Il legno che sa di maledizione è invece il più doloroso, si insinua ripetendosi o manifestandosi nel modo più bastardo: per pochi centesimi. Mezzo respiro e sei sul podio, mezzo respiro e sei giù. Simona Quadarella, nostra ragazza della fatica, ha chiuso due volte quarta in questa olimpiade, 1.500 e 800 stile libero. E come lei, è storia di ieri, Chiara Pellacani, regina azzurra dei tuffi. Stavolta a spintonarla sul selciato senza gradini non sono state le fredde ma giuste mani del cronometro ma quelle imperfette e spesso odiose dei giudici: quarta nel trampolino tre metri dopo essere stata quarta nel sincro. Come per la piccola e sorridente Benedetta Pilato, quarta per un centesimo nei 100 rana. La dolce Benny ha provato a esorcizzare quel legno che sapeva di maledizione spiegando che la felicità alla sua età può avere anche le sembianze di un tronco steso fra te e il podio che ti sgambetta all'ultimo. Non tutti l'hanno compresa.

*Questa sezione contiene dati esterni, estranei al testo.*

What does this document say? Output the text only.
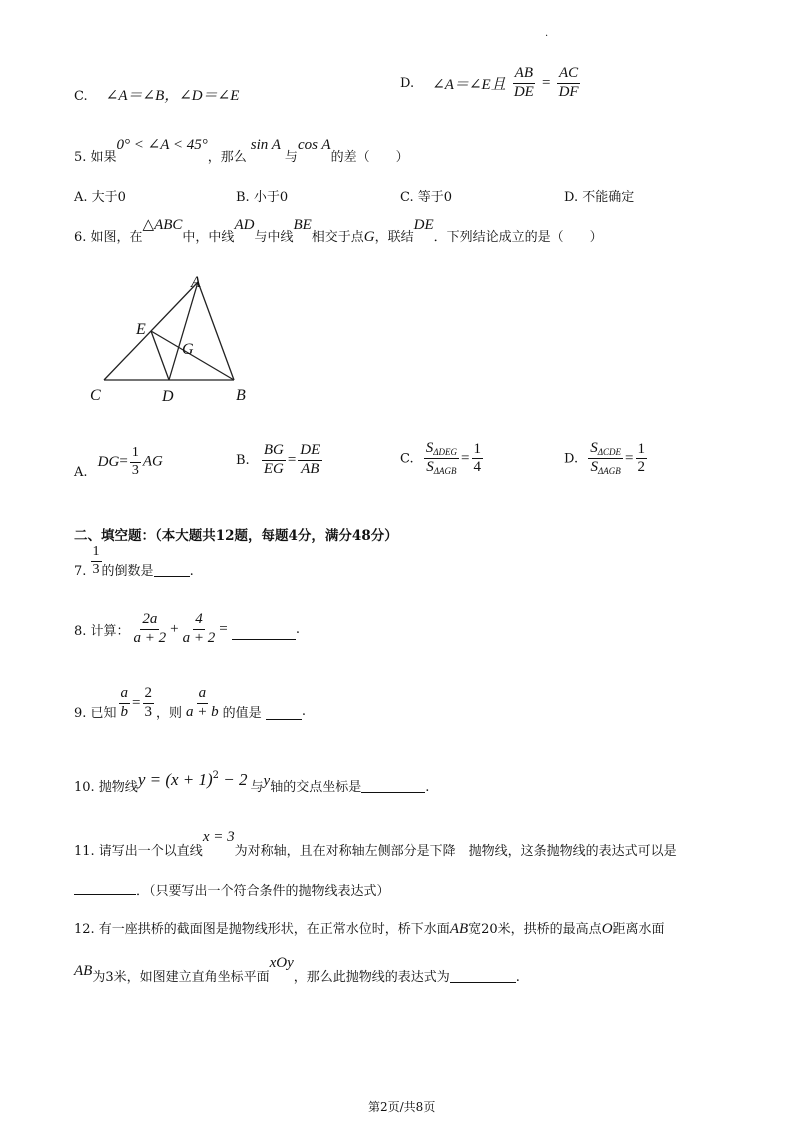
.
C. ∠A＝∠B，∠D＝∠E
D. ∠A＝∠E且 $\frac{AB}{DE} = \frac{AC}{DF}$
5. 如果0° < ∠A < 45°，那么sin A与cos A的差（　　）
A. 大于0	B. 小于0	C. 等于0	D. 不能确定
6. 如图，在△ABC中，中线AD与中线BE相交于点G，联结DE．下列结论成立的是（　　）
A
E
G
C	D	B
A. $DG= \frac{1}{3}$ AG	B. $\frac{BG}{EG} = \frac{DE}{AB}$	C. $\frac{S_{\Delta DEG}}{S_{\Delta AGB}} = \frac{1}{4}$	D. $\frac{S_{\Delta CDE}}{S_{\Delta AGB}} = \frac{1}{2}$
二、填空题：（本大题共12题，每题4分，满分48分）
7. $\frac{1}{3}$ 的倒数是	.
8. 计算： $\frac{2a}{a + 2} + \frac{4}{a + 2}$ =	.
9. 已知 $\frac{a}{b} = \frac{2}{3}$ ，则 $\frac{a}{a + b}$ 的值是	.
10. 抛物线$y = (x + 1)^2 - 2$ 与y轴的交点坐标是	.
11. 请写出一个以直线x = 3为对称轴，且在对称轴左侧部分是下降　抛物线，这条抛物线的表达式可以是
．（只要写出一个符合条件的抛物线表达式）
12. 有一座拱桥的截面图是抛物线形状，在正常水位时，桥下水面AB宽20米，拱桥的最高点O距离水面
AB为3米，如图建立直角坐标平面xOy，那么此抛物线的表达式为	.
第2页/共8页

E qui veniamo alla medaglia di legno che si trasforma in punizione. Non riguarda gli atleti, non è mai per loro, è per chi guarda, chi giudica da fuori, chi fa calcoli a ogni vigilia, chi rincorre le medaglie per le foto, le strette di mano, gli articoli più letti, le immagini più viste, i post più condivisi. Perché la medaglia di legno diventa punizione e monito per tutti coloro che avevano fatto previsioni di gloria e giubilo sulle spalle di questi ragazzi. Punisce noi che ci perdiamo in formule e algoritmi predittivi a ogni olimpiade che Giove olimpico dio dello sport manda in terra, raccontando che l'Italia stavolta secondo le proiezioni otterrà una medaglia, due medaglie, tre medaglie in più della spedizione

precedente. E nel dire noi puniti, noi maestri dei calcoli, aggiungiamoci i veri professori in questo, i politici dello sport che lo sport governano e i politici della politica che da un po' di anni hanno preso a postare applausi e baci accademici. Puniti anche loro. Stamane sarà tutto uno spellarsi di mani e bene e bravo e bis per il numero di ori di Tokyo, dieci, superato. Ma nascosto nell'animo di chi vive la medaglia di legno come una punizione, ci sarà ben altro calcolo: gli oltre venti legni presi sui denti in queste olimpiadi. Un numero esorbitante, che avrebbe stravolto il nostro medagliere se solo la metà di quei quarti posti fosse diventato bronzo, ma che non muta il senso delle cose: i nostri azzurri, se non sono da podio, sono incollati al podio. Questo è l'unico vero modo di guardare alla medaglia di legno.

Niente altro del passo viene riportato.